The endoplasmic reticulum (ER) is a major site for protein folding and maturation within the cell, and a wide array of human diseases, including neurodegenerative diseases, familial protein folding disorders, and diabetes, are associated with disruptions to ER protein folding homeostasis. Endoplasmic reticulum associated degradation (ERAD) is a highly conserved pathway that functions to promote protein homeostasis by preventing misfolded protein accumulation. It is an integral part of the ER unfolded protein stress response. In addition to degradation of misfolded proteins, ERAD regulates the protein levels of ER-resident enzymes, such as the HMG-CoA reductase, the rate-limiting enzyme in sterol synthesis. Interestingly, the ERAD machinery is hijacked by viral pathogens during infection, meaning it is a potential therapeutic target. The process of ERAD involves transferring target protein substrates from the ER lumen or membrane to the cytosol for degradation. It can be divided into five distinct steps: substrate recognition, retro-translocation across the ER membrane, polyubiquitination, extraction from the membrane, and proteasomal degradation. While the molecular details of the later steps have become increasingly clear, how ERAD machinery recognizes misfolded or other substrate targets remains ambiguous. Previous work identified substrate glycosylation state as an important influencer of interactions with ERAD machinery. Nevertheless, glycosylation is dispensable for degradation, while substrate misfolding is not.
The aims of this proposal seek to identify principles of substrate recognition by ERAD and other protein quality control machinery in the secretory pathway. Combining DNA sequencing technology and cell sorting techniques, we will generate and screen libraries of mutated or degron-fused non-ERAD substrates in S. cerevisiae to identify features that are recognized by ERAD machinery. We will then validate features through cell biology and in vitro reconstitution assays. Understanding the principles of substrate recognition by ERAD will illuminate the physiological ERAD targets, should allow us to predict additional targets in higher organisms, and understand exploitation of the system by certain pathogens.

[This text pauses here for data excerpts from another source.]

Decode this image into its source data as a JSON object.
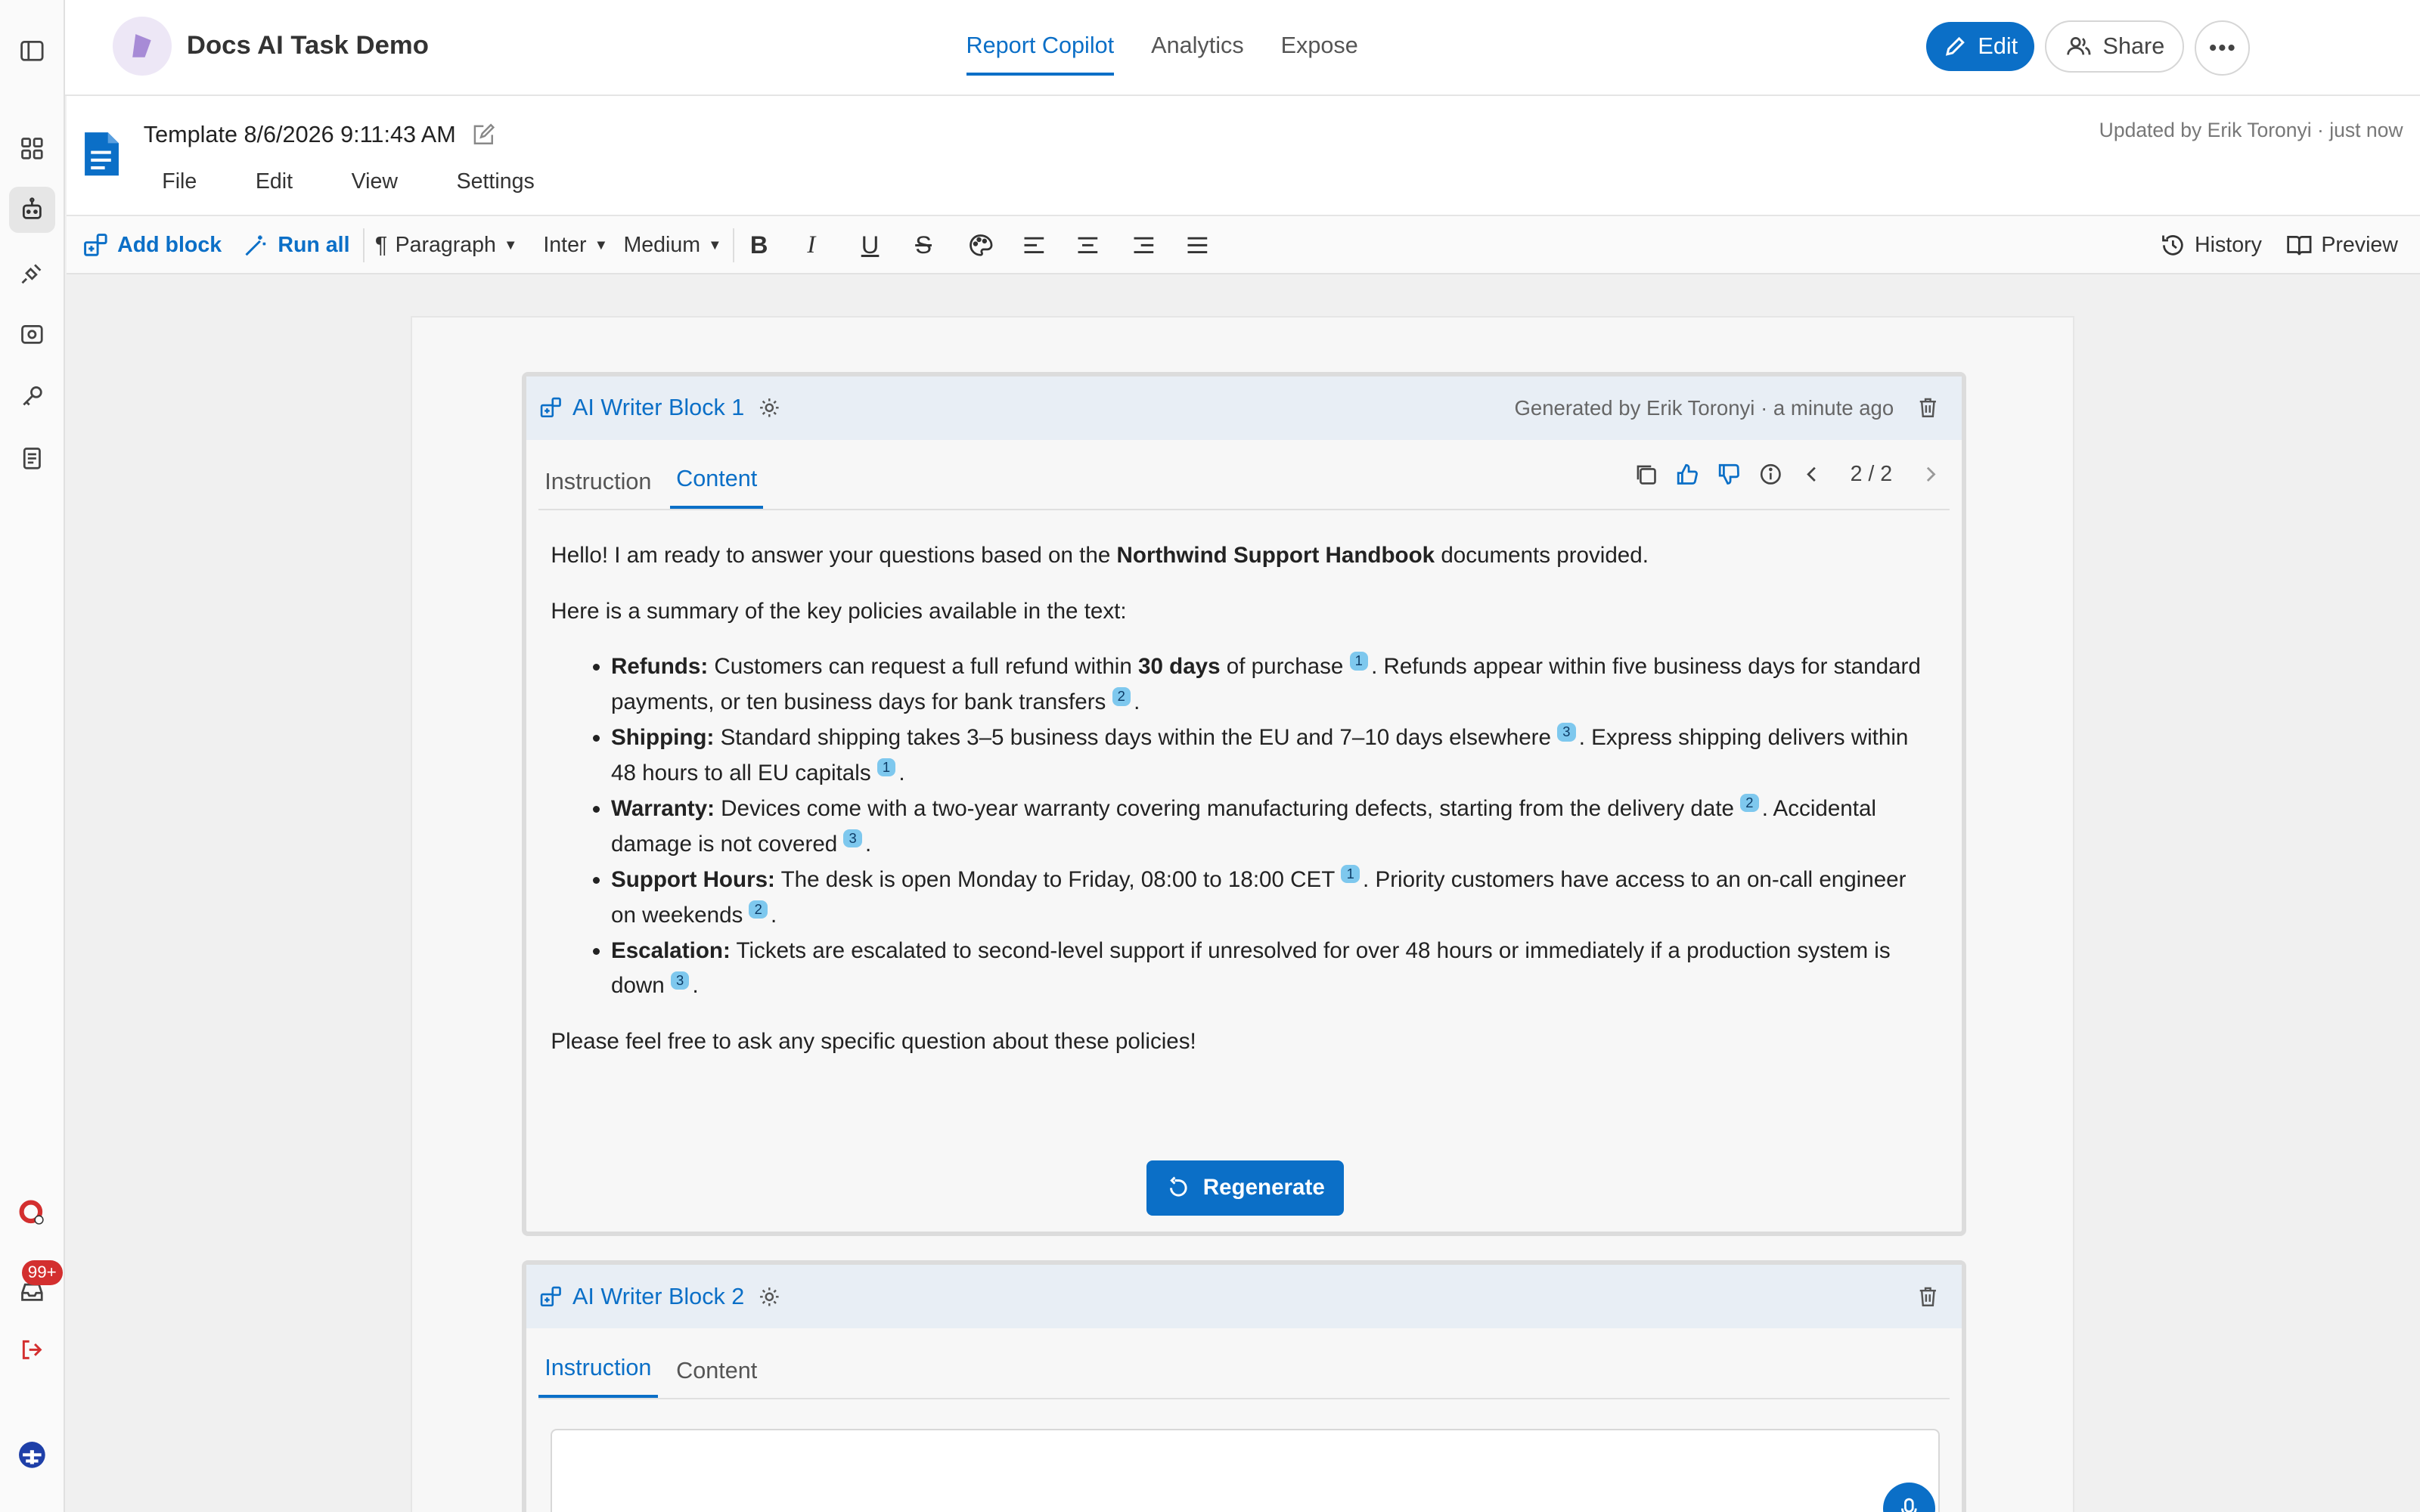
{
  "app": {
    "title": "Docs AI Task Demo"
  },
  "nav": {
    "tabs": [
      "Report Copilot",
      "Analytics",
      "Expose"
    ],
    "active": "Report Copilot"
  },
  "header": {
    "edit_label": "Edit",
    "share_label": "Share"
  },
  "rail": {
    "notification_badge": "99+"
  },
  "doc": {
    "title": "Template 8/6/2026 9:11:43 AM",
    "menus": [
      "File",
      "Edit",
      "View",
      "Settings"
    ],
    "updated": "Updated by Erik Toronyi · just now"
  },
  "toolbar": {
    "add_block": "Add block",
    "run_all": "Run all",
    "paragraph": "Paragraph",
    "font": "Inter",
    "weight": "Medium",
    "history": "History",
    "preview": "Preview"
  },
  "block1": {
    "title": "AI Writer Block 1",
    "meta": "Generated by Erik Toronyi · a minute ago",
    "tabs": [
      "Instruction",
      "Content"
    ],
    "active_tab": "Content",
    "pager": "2 / 2",
    "intro_a": "Hello! I am ready to answer your questions based on the ",
    "intro_bold": "Northwind Support Handbook",
    "intro_b": " documents provided.",
    "summary": "Here is a summary of the key policies available in the text:",
    "items": [
      {
        "label": "Refunds:",
        "t1": " Customers can request a full refund within ",
        "bold": "30 days",
        "t2": " of purchase",
        "c1": "1",
        "t3": ". Refunds appear within five business days for standard payments, or ten business days for bank transfers",
        "c2": "2",
        "t4": "."
      },
      {
        "label": "Shipping:",
        "t1": " Standard shipping takes 3–5 business days within the EU and 7–10 days elsewhere",
        "c1": "3",
        "t3": ". Express shipping delivers within 48 hours to all EU capitals",
        "c2": "1",
        "t4": "."
      },
      {
        "label": "Warranty:",
        "t1": " Devices come with a two-year warranty covering manufacturing defects, starting from the delivery date",
        "c1": "2",
        "t3": ". Accidental damage is not covered",
        "c2": "3",
        "t4": "."
      },
      {
        "label": "Support Hours:",
        "t1": " The desk is open Monday to Friday, 08:00 to 18:00 CET",
        "c1": "1",
        "t3": ". Priority customers have access to an on-call engineer on weekends",
        "c2": "2",
        "t4": "."
      },
      {
        "label": "Escalation:",
        "t1": " Tickets are escalated to second-level support if unresolved for over 48 hours or immediately if a production system is down",
        "c1": "3",
        "t4": "."
      }
    ],
    "closing": "Please feel free to ask any specific question about these policies!",
    "regenerate": "Regenerate"
  },
  "block2": {
    "title": "AI Writer Block 2",
    "tabs": [
      "Instruction",
      "Content"
    ],
    "active_tab": "Instruction"
  },
  "colors": {
    "accent": "#0b6fc7",
    "citation": "#7ec8ee",
    "badge": "#d32f2f"
  }
}
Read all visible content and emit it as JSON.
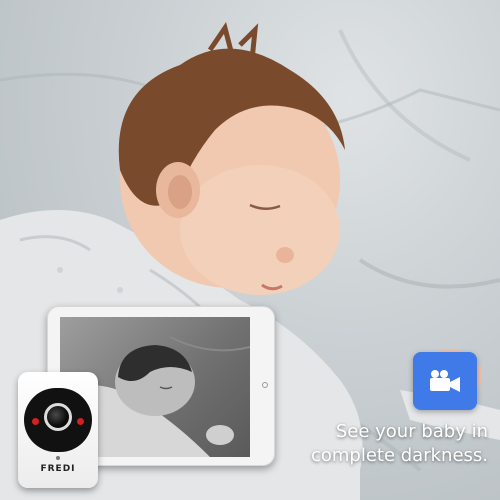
{
  "camera": {
    "brand": "FREDI"
  },
  "badge": {
    "icon": "video-camera-icon",
    "color": "#3f7ae8"
  },
  "caption": {
    "line1": "See your baby in",
    "line2": "complete darkness."
  }
}
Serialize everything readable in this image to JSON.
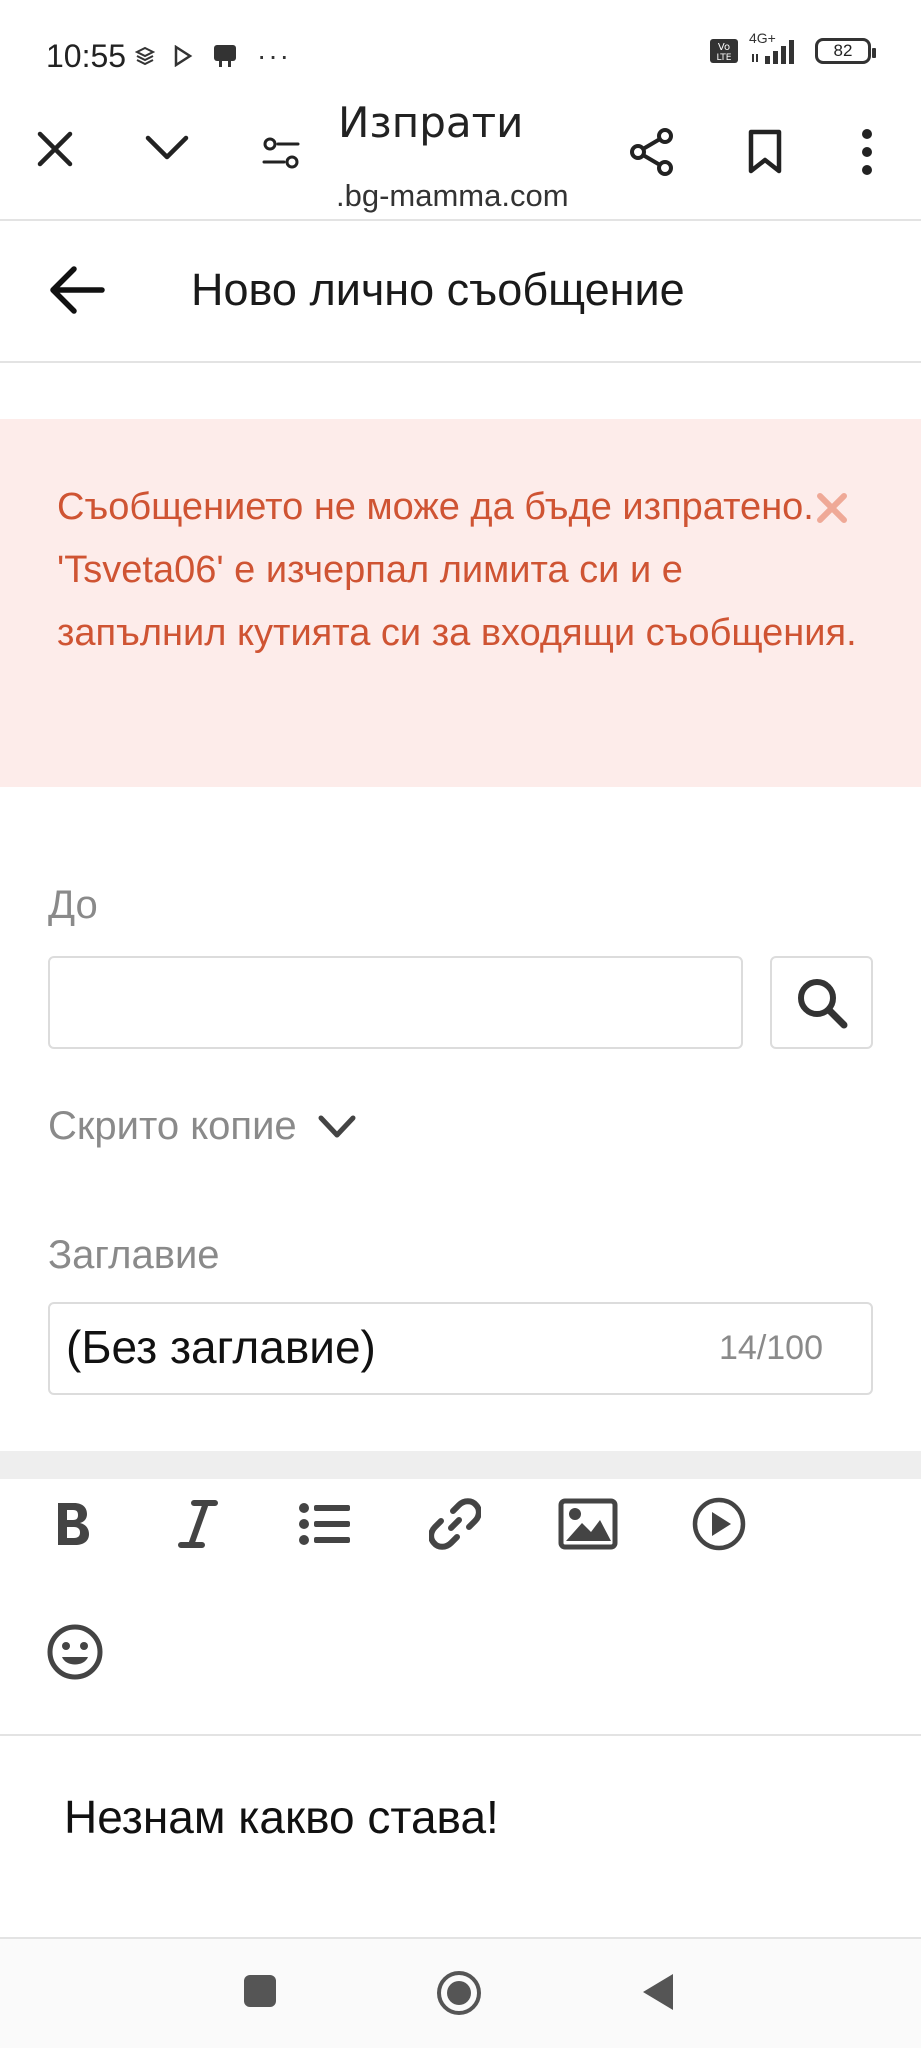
{
  "status_bar": {
    "time": "10:55",
    "more": "···",
    "network": "4G+",
    "volte": "Vo LTE",
    "battery": "82"
  },
  "browser": {
    "title": "Изпрати",
    "url": ".bg-mamma.com"
  },
  "header": {
    "title": "Ново лично съобщение"
  },
  "alert": {
    "message": "Съобщението не може да бъде изпратено. 'Tsveta06' е изчерпал лимита си и е запълнил кутията си за входящи съобщения.",
    "color": "#cf5433",
    "background": "#fdecea"
  },
  "form": {
    "to_label": "До",
    "to_value": "",
    "bcc_label": "Скрито копие",
    "subject_label": "Заглавие",
    "subject_value": "(Без заглавие)",
    "subject_counter": "14/100"
  },
  "editor": {
    "tools": [
      "bold-icon",
      "italic-icon",
      "list-icon",
      "link-icon",
      "image-icon",
      "video-icon",
      "emoji-icon"
    ],
    "content": "Незнам какво става!"
  }
}
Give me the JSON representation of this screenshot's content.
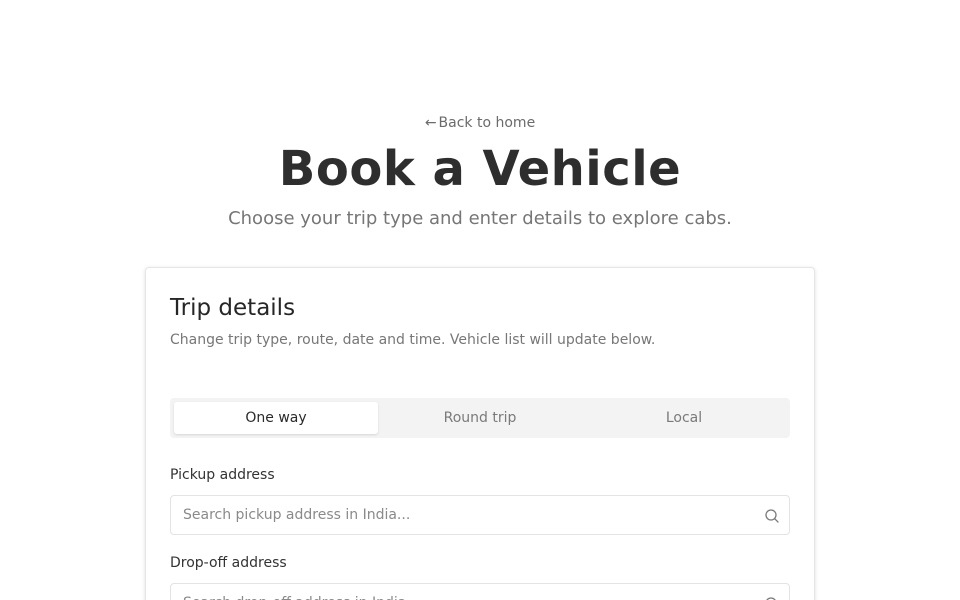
{
  "nav": {
    "back_arrow": "←",
    "back_label": "Back to home"
  },
  "header": {
    "title": "Book a Vehicle",
    "subtitle": "Choose your trip type and enter details to explore cabs."
  },
  "card": {
    "title": "Trip details",
    "description": "Change trip type, route, date and time. Vehicle list will update below.",
    "tabs": [
      {
        "label": "One way",
        "active": true
      },
      {
        "label": "Round trip",
        "active": false
      },
      {
        "label": "Local",
        "active": false
      }
    ],
    "pickup": {
      "label": "Pickup address",
      "placeholder": "Search pickup address in India...",
      "icon": "search-icon"
    },
    "dropoff": {
      "label": "Drop-off address",
      "placeholder": "Search drop-off address in India...",
      "icon": "search-icon"
    }
  }
}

The aims of this proposal seek to identify principles of substrate recognition by secretory pathway protein quality control systems, including endoplasmic reticulum associated degradation (ERAD), a highly conserved pathway that functions to promote protein homeostasis by preventing misfolded protein accumulation. Findings from this study will have implications for diseases associated with disruptions to protein folding, such as neurodegenerative diseases, familial protein folding disorders, and diabetes.